The element, however, that rings most true for me is a particular verse half way through the song:

Not sure where it’ll get to
Is it in the cards?
Finding you was easy
But finding me is hard

These connections we make can be easy in today’s world (especially if you land more on the middle-ground ambivert end of introversion, as I do), but knowing and understanding ourselves may very well be the greatest challenge of all.

“See You at the Movies” is, by far, my favorite music video of 2018, though to be honest I didn’t devour as many videos as I could have last year by any means. Still, I find it entirely relatable, well beyond connecting with it personally.

Elastic Days as a Whole

Overall, Elastic Days holds up quite well when compared to Mascis’s other solo work, especially Tied to a Star. It even rings true when expanded to encompass his work at the helm of Dinosaur Jr. through albums like Without a Sound and I Bet on Sky.

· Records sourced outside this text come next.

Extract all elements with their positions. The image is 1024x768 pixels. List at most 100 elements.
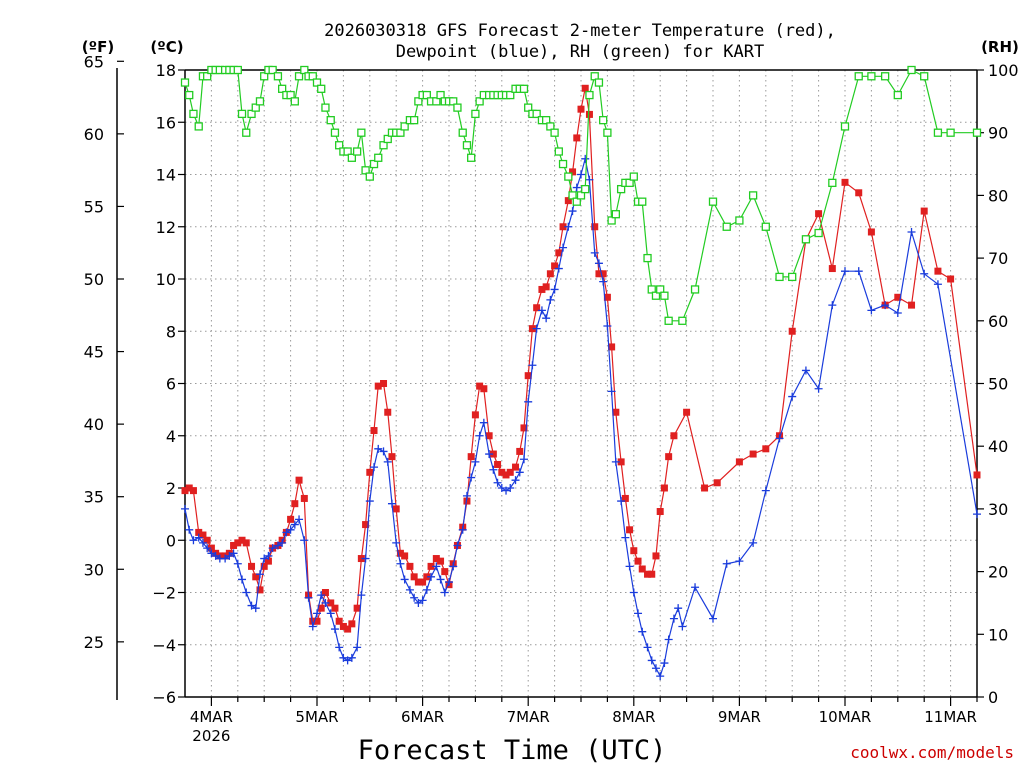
rh-point [379, 141, 388, 150]
dewpoint-point [304, 593, 313, 602]
temperature-point [384, 408, 392, 416]
rh-point [255, 97, 265, 106]
dewpoint-point [493, 478, 502, 487]
dewpoint-point [387, 499, 396, 508]
rh-point [880, 72, 890, 81]
dewpoint-point [189, 536, 198, 545]
dewpoint-point [617, 497, 626, 506]
rh-point [365, 172, 374, 181]
rh-point [237, 109, 247, 119]
temperature-point [644, 570, 652, 578]
temperature-point [867, 228, 875, 236]
dewpoint-point [255, 570, 264, 579]
dewpoint-point [515, 468, 524, 477]
fahrenheit-tick-label: 55 [84, 197, 104, 216]
rh-tick-label: 60 [988, 312, 1008, 331]
temperature-point [423, 573, 431, 581]
rh-point [308, 72, 317, 81]
temperature-point [591, 223, 599, 231]
dewpoint-point [471, 457, 480, 466]
temperature-point [238, 536, 246, 544]
dewpoint-point [479, 418, 488, 427]
dewpoint-point [313, 609, 321, 618]
dewpoint-point [383, 457, 392, 466]
rh-tick-label: 20 [988, 563, 1008, 582]
dewpoint-point [181, 504, 189, 513]
dewpoint-point [542, 314, 551, 323]
dewpoint-point [290, 520, 299, 529]
fahrenheit-tick-label: 30 [84, 560, 104, 579]
temperature-point [608, 343, 616, 351]
fahrenheit-tick-label: 60 [84, 125, 104, 144]
dewpoint-point [300, 536, 309, 545]
temperature-point [735, 458, 743, 466]
dewpoint-point [273, 541, 282, 550]
rh-point [335, 141, 344, 150]
temperature-point [648, 570, 656, 578]
temperature-point [520, 424, 528, 432]
gridlines [185, 69, 977, 698]
temperature-point [203, 536, 211, 544]
temperature-point [713, 479, 721, 487]
rh-point [453, 103, 462, 112]
rh-point [629, 172, 638, 181]
dewpoint-point [854, 267, 863, 276]
dewpoint-point [396, 559, 405, 568]
temperature-point [516, 447, 524, 455]
rh-point [678, 316, 687, 325]
celsius-tick-label: 10 [156, 270, 176, 289]
dewpoint-point [449, 562, 458, 571]
temperature-point [683, 408, 691, 416]
dewpoint-point [907, 227, 916, 236]
dewpoint-point [559, 243, 568, 252]
temperature-point [185, 484, 193, 492]
temperature-point [427, 562, 435, 570]
dewpoint-point [590, 248, 599, 257]
rh-point [854, 72, 863, 81]
rh-point [603, 128, 612, 137]
temperature-point [585, 110, 593, 118]
rh-point [357, 128, 366, 137]
dewpoint-point [432, 562, 441, 571]
dewpoint-point [651, 664, 660, 673]
temperature-point [551, 262, 559, 270]
dewpoint-point [709, 614, 717, 623]
rh-point [708, 197, 718, 206]
dewpoint-point [519, 455, 528, 464]
temperature-point [300, 494, 308, 502]
temperature-point [321, 589, 329, 596]
temperature-point [380, 380, 388, 387]
dewpoint-point [242, 588, 251, 597]
dewpoint-point [475, 431, 484, 440]
rh-tick-label: 50 [988, 375, 1008, 394]
dewpoint-point [221, 554, 230, 563]
temperature-point [542, 283, 550, 291]
celsius-tick-label: 18 [156, 61, 176, 80]
temperature-point [581, 84, 589, 92]
dewpoint-point [233, 559, 242, 568]
dewpoint-point [198, 538, 207, 547]
dewpoint-point [621, 533, 630, 542]
y-tick-labels: −6 −4 −2 0 2 4 6 8 10 12 14 16 18 25 30 35 40 45 50 55 60 65 0… [84, 52, 1019, 707]
rh-point [449, 97, 458, 106]
rh-point [247, 109, 256, 119]
temperature-point [841, 178, 849, 186]
dewpoint-point [467, 473, 476, 482]
temperature-point [603, 293, 611, 301]
dewpoint-point [577, 170, 585, 179]
temperature-point [506, 468, 514, 476]
temperature-point [348, 620, 356, 628]
fahrenheit-tick-label: 35 [84, 488, 104, 507]
temperature-point [660, 484, 668, 492]
temperature-point [656, 508, 664, 516]
temperature-point [634, 557, 642, 565]
fahrenheit-tick-label: 25 [84, 633, 104, 652]
dewpoint-point [489, 465, 498, 474]
x-axis-title: Forecast Time (UTC) [358, 735, 667, 766]
dewpoint-point [264, 551, 273, 560]
rh-point [576, 191, 586, 200]
chart-title-line-2: Dewpoint (blue), RH (green) for KART [396, 42, 764, 62]
temperature-point [414, 578, 422, 586]
dewpoint-point [546, 295, 555, 304]
dewpoint-point [647, 656, 656, 665]
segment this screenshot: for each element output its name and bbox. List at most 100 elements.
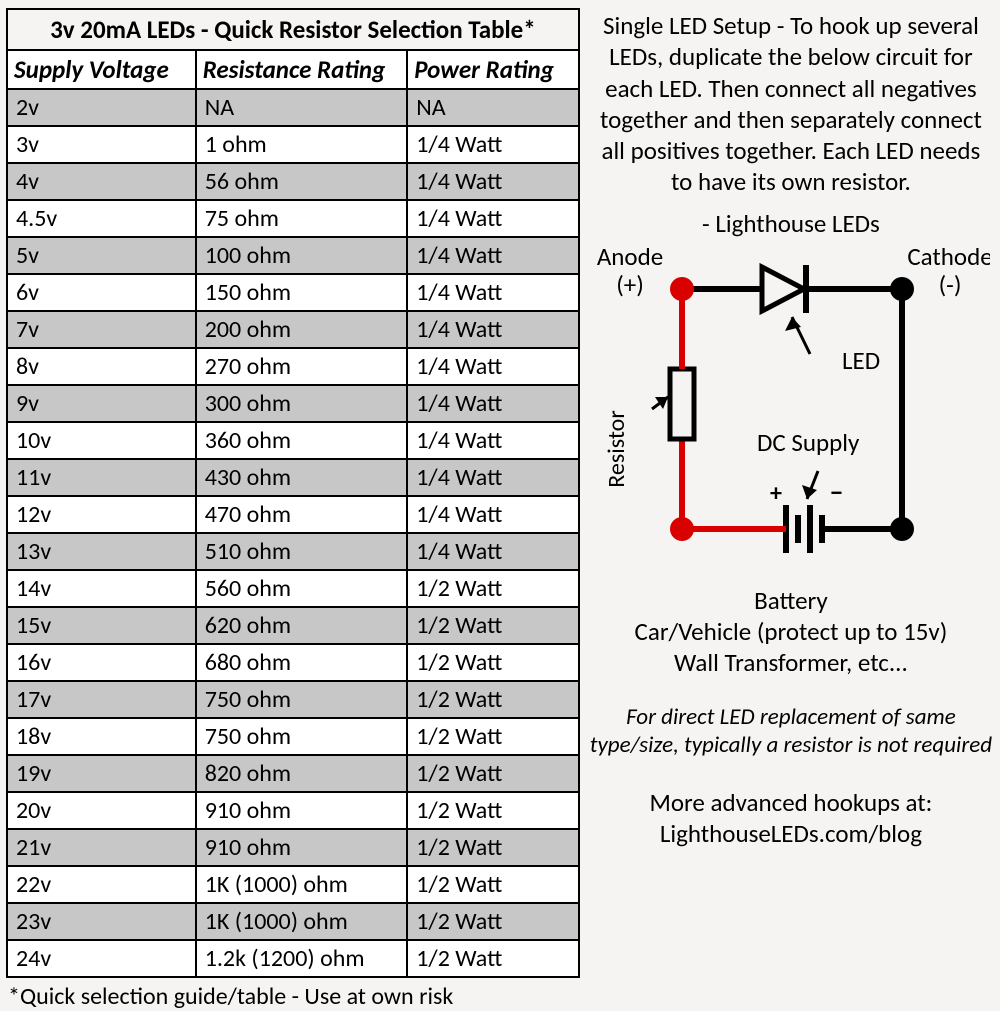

Things also get circular, in a very good way. There are direct parallels between “Sometimes” and the aforementioned “Feel the Pain”. Take a listen, and you’ll hear it:

This decades-long career has served J Mascis well. His unique style compliments the original grunge era, yet he lends his own take to it. With a plethora of guitar solos, of course, in the most J Mascis way possible.

It only seemed inevitable that it would morph into a softer sound with fewer moving parts, capitalizing on the introspective and emotive nature of his songwriting style.

I don’t think I have the bandwidth to rank Elastic Days amidst the vast repertoire of Mascis’s work, but I can say that I thoroughly enjoy its every moment. And it makes me want to dive further into the albums I have yet to ingest by Dinosaur Jr.